Setidaknya Ibumu lah yang menjasadkanmu, merawatmu sejak dari kandungan hingga terlahirkan. Tidak cukup itu, ia banyak berjuang untuk mempertahankan hidupmu, meski ia siap mengorbankan nyawanya demi si cabang bayi (anaknya).
Hingga kita dewasa, Apa yang sepatutnya kita perlakukan mereka.

Kita sudah memahami bersama mengenai wajibnya dan pentingnya berbakti kepada kedua orang tua. Tapi mengenai lebih utamanya kedudukan ibu telah banyak dijelaskan dalam beberapa hadits mulia.

Dari Mu’awiyah bin Haidah Al Qusyairi radhiallahu’ahu, beliau bertanya kepada Nabi:

يا رسولَ اللهِ ! مَنْ أَبَرُّ ؟ قال : أُمَّكَ ، قُلْتُ : مَنْ أَبَرُّ ؟ قال : أُمَّكَ ، قُلْتُ : مَنْ أَبَرُّ : قال : أُمَّكَ ، قُلْتُ : مَنْ أَبَرُّ ؟ قال : أباك ، ثُمَّ الأَقْرَبَ فَالأَقْرَبَ

“wahai Rasulullah, siapa yang paling berhak aku perlakukan dengan baik?
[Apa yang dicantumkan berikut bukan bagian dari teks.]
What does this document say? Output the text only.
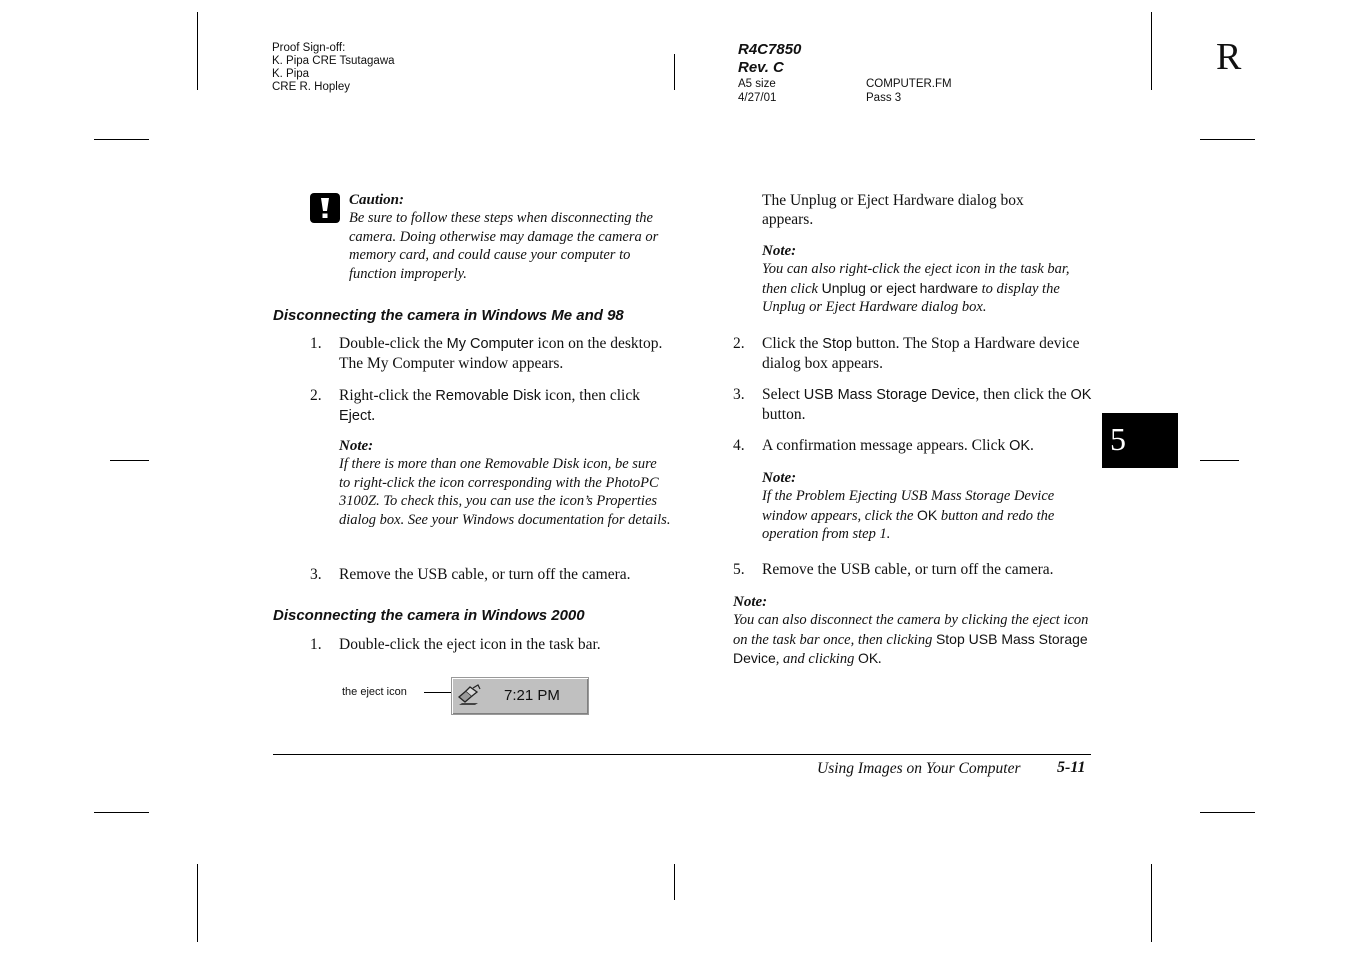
Proof Sign-off:
K. Pipa CRE Tsutagawa
K. Pipa
CRE R. Hopley
R4C7850
Rev. C
A5 size	COMPUTER.FM
4/27/01	Pass 3
R
5
Caution:
Be sure to follow these steps when disconnecting the camera. Doing otherwise may damage the camera or memory card, and could cause your computer to function improperly.
Disconnecting the camera in Windows Me and 98
1.	Double-click the My Computer icon on the desktop. The My Computer window appears.
2.	Right-click the Removable Disk icon, then click Eject.
Note:
If there is more than one Removable Disk icon, be sure to right-click the icon corresponding with the PhotoPC 3100Z. To check this, you can use the icon’s Properties dialog box. See your Windows documentation for details.
3.	Remove the USB cable, or turn off the camera.
Disconnecting the camera in Windows 2000
1.	Double-click the eject icon in the task bar.
the eject icon	7:21 PM
The Unplug or Eject Hardware dialog box appears.
Note:
You can also right-click the eject icon in the task bar, then click Unplug or eject hardware to display the Unplug or Eject Hardware dialog box.
2.	Click the Stop button. The Stop a Hardware device dialog box appears.
3.	Select USB Mass Storage Device, then click the OK button.
4.	A confirmation message appears. Click OK.
Note:
If the Problem Ejecting USB Mass Storage Device window appears, click the OK button and redo the operation from step 1.
5.	Remove the USB cable, or turn off the camera.
Note:
You can also disconnect the camera by clicking the eject icon on the task bar once, then clicking Stop USB Mass Storage Device, and clicking OK.
Using Images on Your Computer 5-11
Nabi menjawab: Ibumu. Lalu siapa lagi? Nabi menjawab: Ibumu. Lalu siapa lagi? Nabi menjawab: Ibumu. Lalu siapa lagi? Nabi menjawab: ayahmu, lalu yang lebih dekat setelahnya dan setelahnya” (HR.Bukhari ).

Dalam hadits diatas jelas sudah, apa yang harus kita perlakukan seorang Ibu... jangan menyakitinya... jangan berbuat zalim padanya.... Jangan pernah membuat ia murka, karena sorga terletak pada telapak kaki ibu....

Masih beratkah kita berbakti kepada mereka..??